Prompt Caching (Anthropic)

Source: agent/prompt_caching.py

Reduces input token costs by ~75% on multi-turn conversations by caching the conversation prefix. Uses Anthropic's cache_control breakpoints.

Strategy: system_and_3

Anthropic allows a maximum of 4 cache_control breakpoints per request. Hermes uses the "system_and_3" strategy:

Breakpoint 1: System prompt           (stable across all turns)
Breakpoint 2: 3rd-to-last non-system message  ─┐
Breakpoint 3: 2nd-to-last non-system message   ├─ Rolling window
Breakpoint 4: Last non-system message          ─┘

How It Works

apply_anthropic_cache_control() deep-copies the messages and injects cache_control markers:

# Cache marker format
marker = {"type": "ephemeral"}
# Or for 1-hour TTL:
marker = {"type": "ephemeral", "ttl": "1h"}

The marker is applied differently based on content type:

Content Type Where Marker Goes
String content Converted to [{"type": "text", "text": ..., "cache_control": ...}]
List content Added to the last element's dict
None/empty Added as msg["cache_control"]
Tool messages Added as msg["cache_control"] (native Anthropic only)
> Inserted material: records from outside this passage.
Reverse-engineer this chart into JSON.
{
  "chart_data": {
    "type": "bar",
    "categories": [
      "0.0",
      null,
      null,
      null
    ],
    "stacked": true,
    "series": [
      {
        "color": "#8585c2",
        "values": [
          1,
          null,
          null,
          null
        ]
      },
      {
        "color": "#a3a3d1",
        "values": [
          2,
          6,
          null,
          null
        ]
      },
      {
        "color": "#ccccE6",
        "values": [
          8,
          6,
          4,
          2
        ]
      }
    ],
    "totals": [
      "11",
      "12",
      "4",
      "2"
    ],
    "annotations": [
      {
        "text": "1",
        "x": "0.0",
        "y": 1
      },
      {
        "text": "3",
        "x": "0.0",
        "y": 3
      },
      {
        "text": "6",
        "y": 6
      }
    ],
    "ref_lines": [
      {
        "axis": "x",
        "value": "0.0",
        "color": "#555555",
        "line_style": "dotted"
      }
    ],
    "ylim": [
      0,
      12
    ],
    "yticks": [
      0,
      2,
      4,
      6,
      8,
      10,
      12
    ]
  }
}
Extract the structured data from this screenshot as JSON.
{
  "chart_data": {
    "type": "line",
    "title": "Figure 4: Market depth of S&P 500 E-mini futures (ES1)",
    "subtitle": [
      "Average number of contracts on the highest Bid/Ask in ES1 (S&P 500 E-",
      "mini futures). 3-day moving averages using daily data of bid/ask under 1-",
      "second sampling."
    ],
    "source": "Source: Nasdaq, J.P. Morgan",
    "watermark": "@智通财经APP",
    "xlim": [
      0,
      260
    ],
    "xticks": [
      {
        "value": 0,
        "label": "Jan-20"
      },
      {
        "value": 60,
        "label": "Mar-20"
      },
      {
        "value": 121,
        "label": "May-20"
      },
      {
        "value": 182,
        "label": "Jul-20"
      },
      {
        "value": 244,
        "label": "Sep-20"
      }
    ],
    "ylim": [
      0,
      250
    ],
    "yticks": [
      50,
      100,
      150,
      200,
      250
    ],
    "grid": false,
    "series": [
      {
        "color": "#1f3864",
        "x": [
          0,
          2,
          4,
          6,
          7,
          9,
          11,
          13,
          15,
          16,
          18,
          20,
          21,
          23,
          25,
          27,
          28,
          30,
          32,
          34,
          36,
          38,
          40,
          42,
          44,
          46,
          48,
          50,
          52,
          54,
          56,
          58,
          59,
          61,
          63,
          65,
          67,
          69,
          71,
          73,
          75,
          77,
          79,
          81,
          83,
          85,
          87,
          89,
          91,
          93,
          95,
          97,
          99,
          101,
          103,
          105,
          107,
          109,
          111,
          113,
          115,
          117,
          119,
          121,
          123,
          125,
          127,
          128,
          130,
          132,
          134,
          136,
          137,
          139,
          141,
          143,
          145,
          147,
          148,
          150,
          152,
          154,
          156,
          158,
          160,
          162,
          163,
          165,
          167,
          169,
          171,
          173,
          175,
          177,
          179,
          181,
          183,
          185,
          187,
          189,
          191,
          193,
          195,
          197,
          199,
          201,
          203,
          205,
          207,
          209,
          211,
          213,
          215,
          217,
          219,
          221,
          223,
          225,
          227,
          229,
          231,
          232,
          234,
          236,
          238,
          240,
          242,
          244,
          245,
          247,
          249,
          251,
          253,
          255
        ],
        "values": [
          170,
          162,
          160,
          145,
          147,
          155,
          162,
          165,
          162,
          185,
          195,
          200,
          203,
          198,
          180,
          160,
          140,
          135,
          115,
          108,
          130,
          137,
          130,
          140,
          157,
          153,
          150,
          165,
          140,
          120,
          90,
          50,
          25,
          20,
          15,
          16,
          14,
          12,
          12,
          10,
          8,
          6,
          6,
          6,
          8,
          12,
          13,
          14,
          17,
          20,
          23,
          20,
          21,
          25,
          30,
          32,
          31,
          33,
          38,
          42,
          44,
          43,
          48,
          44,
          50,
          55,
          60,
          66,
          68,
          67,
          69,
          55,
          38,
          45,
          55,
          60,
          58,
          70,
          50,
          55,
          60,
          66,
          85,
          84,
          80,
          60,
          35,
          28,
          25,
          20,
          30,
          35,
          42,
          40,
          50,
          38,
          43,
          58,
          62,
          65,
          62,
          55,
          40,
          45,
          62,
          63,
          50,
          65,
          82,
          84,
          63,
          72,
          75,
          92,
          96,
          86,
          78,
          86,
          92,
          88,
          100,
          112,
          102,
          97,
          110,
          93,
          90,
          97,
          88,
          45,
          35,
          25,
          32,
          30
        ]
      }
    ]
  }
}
Cache-Aware Design Patterns

  1. Stable system prompt: The system prompt is breakpoint 1 and cached across all turns. Avoid mutating it mid-conversation (compression appends a note only on the first compaction).

  2. Message ordering matters: Cache hits require prefix matching. Adding or removing messages in the middle invalidates the cache for everything after.

  3. Compression cache interaction: After compression, the cache is invalidated for the compressed region but the system prompt cache survives. The rolling 3-message window re-establishes caching within 1-2 turns.

  4. TTL selection: Default is 5m (5 minutes). Use 1h for long-running sessions where the user takes breaks between turns.

Enabling Prompt Caching

Prompt caching is automatically enabled when:

  • The model is an Anthropic Claude model (detected by model name)
  • The provider supports cache_control (native Anthropic API or OpenRouter)
# config.yaml — TTL is configurable
model:
  cache_ttl: "5m"   # "5m" or "1h"

The CLI shows caching status at startup:

💾 Prompt caching: ENABLED (Claude via OpenRouter, 5m TTL)

Context Pressure Warnings

The agent emits context pressure warnings at 85% of the compression threshold (not 85% of context — 85% of the threshold which is itself 50% of context):

⚠️  Context is 85% to compaction threshold (42,500/50,000 tokens)

After compression, if usage drops below 85% of threshold, the warning state is cleared. If compression fails to reduce below the warning level (the conversation is too dense), the warning persists but compression won't re-trigger until the threshold is exceeded again.